Open now until 22 April 2018, the new exhibition features classic work from Ansel Adams and Agnes Warburg as well as contemporary work from Tokihiro Satō, Robert Adams and more.
Marking the 800th anniversary of the Charter of the Forest signed by King Henry III, and corresponding with the launch of the 2017 Charter for Trees, Woods and People, the V&A’s new display Into The Woods: Trees in Photography, celebrates the significance of trees in the work of photographers across the world and throughout history.
The exhibition is comprised of works from the V&A’s permanent collection as well as photographs recently transferred from the Royal Photographic Society ahead of their rehousing in the museum’s new Photography Centre in 2018. Curated by Martin Barnes, senior curator of photographs at the V&A, Into The Woods began as an impulse – “I just like trees!” – but gradually revealed itself to be the germ of a great idea. In presenting an “unbroken chronology”, he says, this exhibition tells a story of photography’s evolution and of society’s enduring relationship with trees and forests.
“The V&A has always collected pictures of trees for various reasons,” Barnes explains. “For example, in the 1850s the museum’s official photographer, Charles Thurston Thompson, was sent out to photograph the trees on the first director of the museum Henry Cole’s estate in Surrey. Art students would then copy them in the same they would copy drawings or sculptures.
“The more I thought about it,” he continues, “the more I realised how relevant a subject trees are for photography, and how well they reflect the medium itself. A tree goes through its cycle through the seasons, with a huge range of visual possibilities. They are graphically stark in the winter, lush in the summer. The basics of photography like light, form and time are reflected so well in the subject matter of trees.”
As he explored the various selections of tree photographs the museum had gathered through the years and examined them within that context, Barnes started to notice patterns and ideas emerging. “Once you start to gather a theme like that you begin to see the images differently,” he remarks. “There is, for example, a photograph by Cartier-Bresson in there, but you’d never have thought of him as a nature or landscape photographer.

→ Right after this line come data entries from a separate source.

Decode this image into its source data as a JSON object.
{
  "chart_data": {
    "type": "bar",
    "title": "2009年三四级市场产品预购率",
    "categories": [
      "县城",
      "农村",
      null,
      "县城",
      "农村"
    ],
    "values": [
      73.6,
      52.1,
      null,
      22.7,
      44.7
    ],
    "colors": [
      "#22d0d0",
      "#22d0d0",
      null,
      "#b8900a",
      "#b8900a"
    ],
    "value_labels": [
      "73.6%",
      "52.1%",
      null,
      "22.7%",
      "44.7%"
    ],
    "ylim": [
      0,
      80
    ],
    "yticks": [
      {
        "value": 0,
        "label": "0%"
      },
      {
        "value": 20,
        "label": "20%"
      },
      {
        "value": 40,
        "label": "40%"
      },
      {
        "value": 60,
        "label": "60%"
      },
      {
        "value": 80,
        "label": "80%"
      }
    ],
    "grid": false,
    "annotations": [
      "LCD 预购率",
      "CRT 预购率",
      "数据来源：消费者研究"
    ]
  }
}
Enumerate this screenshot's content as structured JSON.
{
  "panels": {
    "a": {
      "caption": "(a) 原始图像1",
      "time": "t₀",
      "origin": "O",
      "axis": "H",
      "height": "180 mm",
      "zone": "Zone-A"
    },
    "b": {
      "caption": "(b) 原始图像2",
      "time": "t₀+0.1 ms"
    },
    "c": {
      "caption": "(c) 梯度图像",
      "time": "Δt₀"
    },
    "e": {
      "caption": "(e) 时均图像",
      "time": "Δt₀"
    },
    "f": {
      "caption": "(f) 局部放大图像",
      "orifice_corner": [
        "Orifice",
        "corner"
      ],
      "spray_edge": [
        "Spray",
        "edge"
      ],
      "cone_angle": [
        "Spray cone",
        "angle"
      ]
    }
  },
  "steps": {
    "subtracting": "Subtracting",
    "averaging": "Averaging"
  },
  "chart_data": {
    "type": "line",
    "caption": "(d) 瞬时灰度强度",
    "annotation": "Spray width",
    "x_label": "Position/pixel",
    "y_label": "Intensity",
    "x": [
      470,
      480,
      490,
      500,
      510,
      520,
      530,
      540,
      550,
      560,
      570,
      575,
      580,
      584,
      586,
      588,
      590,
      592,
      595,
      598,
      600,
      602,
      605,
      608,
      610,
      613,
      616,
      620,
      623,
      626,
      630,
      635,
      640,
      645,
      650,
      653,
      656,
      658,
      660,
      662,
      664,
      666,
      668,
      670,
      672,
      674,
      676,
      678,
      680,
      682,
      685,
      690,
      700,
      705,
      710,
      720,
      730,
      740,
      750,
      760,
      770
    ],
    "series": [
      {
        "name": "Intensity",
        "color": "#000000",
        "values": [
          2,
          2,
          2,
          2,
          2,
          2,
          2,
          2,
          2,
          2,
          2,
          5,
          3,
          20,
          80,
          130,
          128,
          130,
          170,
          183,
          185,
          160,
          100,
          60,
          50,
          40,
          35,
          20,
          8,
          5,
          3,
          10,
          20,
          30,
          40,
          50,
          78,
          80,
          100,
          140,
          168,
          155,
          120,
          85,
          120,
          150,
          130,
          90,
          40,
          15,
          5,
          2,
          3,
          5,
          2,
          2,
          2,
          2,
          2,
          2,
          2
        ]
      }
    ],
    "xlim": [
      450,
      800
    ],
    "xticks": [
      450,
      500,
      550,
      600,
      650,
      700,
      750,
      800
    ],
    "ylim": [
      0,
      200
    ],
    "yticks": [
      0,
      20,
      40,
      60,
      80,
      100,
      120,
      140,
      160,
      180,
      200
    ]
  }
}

Introducing a simple theme like this shifts the emphasis.
“Trees have always stood for nature as a whole,” he says. “They become emblematic of regions, cultures and states of mind. Rather than just being illustrative of botanics or illustrative of a place then, you start being able to read a photographer’s emotions and character in the subject matter. There’s huge variety in this one subject.”
The exhibition features work from a variety of eras and landscapes, from the historic work of Johann Carl Enslen, Edward Steichen and Lady Clementina Hawarden to 20th and 21st century work from the likes of Robert Adams, Simone Nieweg, John Davies, and Tokihiro Satō, and ranges from practical photography and botanic illustration to work that is much more experimental.
“Much of it is about personal creative expression and how the subject allows artistic photographers to express their ideas,” he says. “For example, I love the images we have by Tokihiro Satō. He sets up a camera with long exposure in the woods and moves in front of it with a small hand held mirror. He uses that to reflect light back into the lens, momentarily blinding the camera. It creates these little spots of light that look like fireflies or something otherworldly. It’s a wonderful use of long exposure and analogue technology that creates something that looks natural and magical.”
Of course, despite its multi-faceted purpose and appeal, the environmental slant of the exhibition is also not lost on Barnes. Given its correlation with the new Tree Charter, launched on 06 November to protect the UK’s forests, it seems there’s never been a better time to venture into the woods.
“It’s all about giving us a chance to think about what trees do for us,” he concludes. “Be it for our sense of wellbeing, for art, or for controlling the quality of the air. It’s an opportunity to show them off, and to remind us all that we shouldn’t take them for granted.”